Imperatriz: Juíza proíbe a entrada de novos presos em presídio

Samira Barros
A juíza Samira Barros Heluy, da Vara de Execuções
Penais de Imperatriz, deferiu uma decisão na qual proíbe que a Unidade de
Ressocialização de Davinópolis receba novos presos.

Atualmente, a unidade prisional tem quatro celas e
abriga 43 detentos. Em inspeção judicial realizada pela juíza, tomou-se
conhecimento de que, dessas quatro celas já existentes, uma será desativada,
cujo espaço terá destinação diversa.

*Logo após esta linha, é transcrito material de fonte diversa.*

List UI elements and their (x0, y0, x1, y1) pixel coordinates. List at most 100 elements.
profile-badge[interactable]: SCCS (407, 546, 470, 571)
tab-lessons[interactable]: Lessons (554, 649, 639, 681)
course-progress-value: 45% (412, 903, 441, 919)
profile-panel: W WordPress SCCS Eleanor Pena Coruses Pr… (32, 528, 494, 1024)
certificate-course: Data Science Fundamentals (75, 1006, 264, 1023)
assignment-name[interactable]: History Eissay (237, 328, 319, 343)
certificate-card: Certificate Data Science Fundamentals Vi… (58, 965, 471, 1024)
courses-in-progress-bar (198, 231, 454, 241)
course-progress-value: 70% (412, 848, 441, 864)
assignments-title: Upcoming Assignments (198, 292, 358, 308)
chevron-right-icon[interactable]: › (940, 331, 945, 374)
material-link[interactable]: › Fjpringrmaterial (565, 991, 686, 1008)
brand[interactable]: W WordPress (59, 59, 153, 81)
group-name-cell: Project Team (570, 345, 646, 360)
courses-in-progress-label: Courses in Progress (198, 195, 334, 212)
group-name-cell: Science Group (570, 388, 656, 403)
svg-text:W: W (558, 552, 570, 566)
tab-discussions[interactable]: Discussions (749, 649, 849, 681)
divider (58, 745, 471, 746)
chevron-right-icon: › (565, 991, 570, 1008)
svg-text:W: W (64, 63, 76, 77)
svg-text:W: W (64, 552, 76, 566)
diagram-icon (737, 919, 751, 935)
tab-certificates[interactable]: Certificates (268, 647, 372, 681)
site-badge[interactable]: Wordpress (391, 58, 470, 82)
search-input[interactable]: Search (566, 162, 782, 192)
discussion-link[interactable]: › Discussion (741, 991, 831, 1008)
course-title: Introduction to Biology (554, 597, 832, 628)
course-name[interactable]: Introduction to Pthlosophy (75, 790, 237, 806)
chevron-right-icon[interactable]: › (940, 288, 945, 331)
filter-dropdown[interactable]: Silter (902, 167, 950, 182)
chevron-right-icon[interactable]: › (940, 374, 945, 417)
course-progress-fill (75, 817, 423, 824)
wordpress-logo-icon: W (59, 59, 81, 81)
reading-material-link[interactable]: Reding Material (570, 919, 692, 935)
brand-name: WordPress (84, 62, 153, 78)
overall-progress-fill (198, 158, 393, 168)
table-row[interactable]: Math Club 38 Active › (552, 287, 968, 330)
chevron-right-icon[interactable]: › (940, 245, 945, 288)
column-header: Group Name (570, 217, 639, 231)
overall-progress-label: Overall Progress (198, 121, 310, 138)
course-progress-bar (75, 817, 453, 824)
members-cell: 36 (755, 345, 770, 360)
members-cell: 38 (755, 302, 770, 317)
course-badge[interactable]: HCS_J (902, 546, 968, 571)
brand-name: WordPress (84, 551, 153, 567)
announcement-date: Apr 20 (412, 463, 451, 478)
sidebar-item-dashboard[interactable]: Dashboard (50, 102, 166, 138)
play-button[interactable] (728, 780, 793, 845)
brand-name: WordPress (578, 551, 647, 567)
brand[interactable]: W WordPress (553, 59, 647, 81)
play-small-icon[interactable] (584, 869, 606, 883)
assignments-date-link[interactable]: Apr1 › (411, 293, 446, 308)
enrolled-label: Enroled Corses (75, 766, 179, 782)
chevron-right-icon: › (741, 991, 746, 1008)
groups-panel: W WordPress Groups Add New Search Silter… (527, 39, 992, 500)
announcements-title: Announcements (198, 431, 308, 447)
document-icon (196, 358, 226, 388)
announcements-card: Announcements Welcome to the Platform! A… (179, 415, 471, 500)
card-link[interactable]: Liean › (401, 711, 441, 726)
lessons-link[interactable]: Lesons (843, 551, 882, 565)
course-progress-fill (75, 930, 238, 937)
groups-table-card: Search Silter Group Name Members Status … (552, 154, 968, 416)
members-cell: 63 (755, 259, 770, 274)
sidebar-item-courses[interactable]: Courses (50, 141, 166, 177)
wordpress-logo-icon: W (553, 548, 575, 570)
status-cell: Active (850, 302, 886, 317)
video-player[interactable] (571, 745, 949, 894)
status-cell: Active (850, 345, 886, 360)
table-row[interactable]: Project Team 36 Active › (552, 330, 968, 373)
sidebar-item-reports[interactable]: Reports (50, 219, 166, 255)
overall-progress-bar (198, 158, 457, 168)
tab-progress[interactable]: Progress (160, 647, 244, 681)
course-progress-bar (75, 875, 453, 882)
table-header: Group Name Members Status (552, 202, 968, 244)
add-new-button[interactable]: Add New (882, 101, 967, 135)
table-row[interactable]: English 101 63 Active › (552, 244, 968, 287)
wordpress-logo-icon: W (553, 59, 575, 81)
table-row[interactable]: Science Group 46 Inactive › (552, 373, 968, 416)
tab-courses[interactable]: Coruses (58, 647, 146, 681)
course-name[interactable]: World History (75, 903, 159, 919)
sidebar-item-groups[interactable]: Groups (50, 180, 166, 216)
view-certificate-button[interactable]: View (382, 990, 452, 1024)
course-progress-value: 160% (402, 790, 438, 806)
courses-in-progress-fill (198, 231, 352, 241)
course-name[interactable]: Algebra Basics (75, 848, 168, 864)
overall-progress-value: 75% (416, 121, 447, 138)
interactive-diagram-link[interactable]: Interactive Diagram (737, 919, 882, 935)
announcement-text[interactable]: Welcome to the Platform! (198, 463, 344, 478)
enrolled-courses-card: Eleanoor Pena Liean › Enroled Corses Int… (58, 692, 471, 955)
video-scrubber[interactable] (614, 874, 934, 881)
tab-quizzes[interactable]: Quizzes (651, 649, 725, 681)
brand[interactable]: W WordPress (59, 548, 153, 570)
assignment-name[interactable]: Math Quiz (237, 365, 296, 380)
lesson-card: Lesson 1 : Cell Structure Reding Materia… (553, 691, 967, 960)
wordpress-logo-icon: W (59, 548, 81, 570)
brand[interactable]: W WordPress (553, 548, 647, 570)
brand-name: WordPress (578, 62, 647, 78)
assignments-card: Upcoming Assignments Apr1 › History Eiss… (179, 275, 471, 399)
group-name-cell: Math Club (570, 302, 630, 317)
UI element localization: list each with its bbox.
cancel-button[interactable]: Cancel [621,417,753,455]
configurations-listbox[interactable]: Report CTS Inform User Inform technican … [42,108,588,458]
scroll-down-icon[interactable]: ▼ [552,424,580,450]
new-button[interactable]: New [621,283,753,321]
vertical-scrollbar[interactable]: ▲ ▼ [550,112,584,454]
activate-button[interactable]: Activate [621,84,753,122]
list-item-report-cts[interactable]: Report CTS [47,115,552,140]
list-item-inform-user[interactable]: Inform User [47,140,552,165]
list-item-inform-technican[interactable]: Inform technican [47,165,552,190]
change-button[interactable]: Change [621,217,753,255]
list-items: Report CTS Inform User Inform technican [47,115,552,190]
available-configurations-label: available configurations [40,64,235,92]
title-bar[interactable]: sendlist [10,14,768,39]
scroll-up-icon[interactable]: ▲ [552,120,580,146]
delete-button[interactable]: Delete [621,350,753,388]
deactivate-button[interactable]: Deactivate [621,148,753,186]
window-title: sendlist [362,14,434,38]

Foi constatado, também, que está sendo
concluída a construção de 10 novas celas, sendo cinco com oito vagas e mais
cinco com 10 vagas, totalizando 90 vagas.

Segundo a magistrada, “a adequação do espaço
físico não é a única medida a ser tomada, pois, ao lado dela, outras medidas de
cunho administrativo, de segurança e de pessoal, precisam ser adotadas para que
as novas celas abriguem presos de Justiça”. Ela destacou na decisão que o
número de agentes penitenciários é insuficiente.

De acordo com a decisão, a
Secretaria de Estado de Justiça e Administração Penitenciária tem amplamente
divulgado nos veículos de comunicação que a mencionada unidade está na
iminência de receber novos presos, na tentativa de resolver o problema da
superlotação da 10ª Delegacia Regional de Polícia Civil de Imperatriz [10ª DRI].
Entretanto, as reiteradas inspeções realizadas pelo Poder Judiciário e pelo
Ministério Público demonstram que a reforma executada naquele prédio não será
suficiente para oferecer satisfatória segurança no local.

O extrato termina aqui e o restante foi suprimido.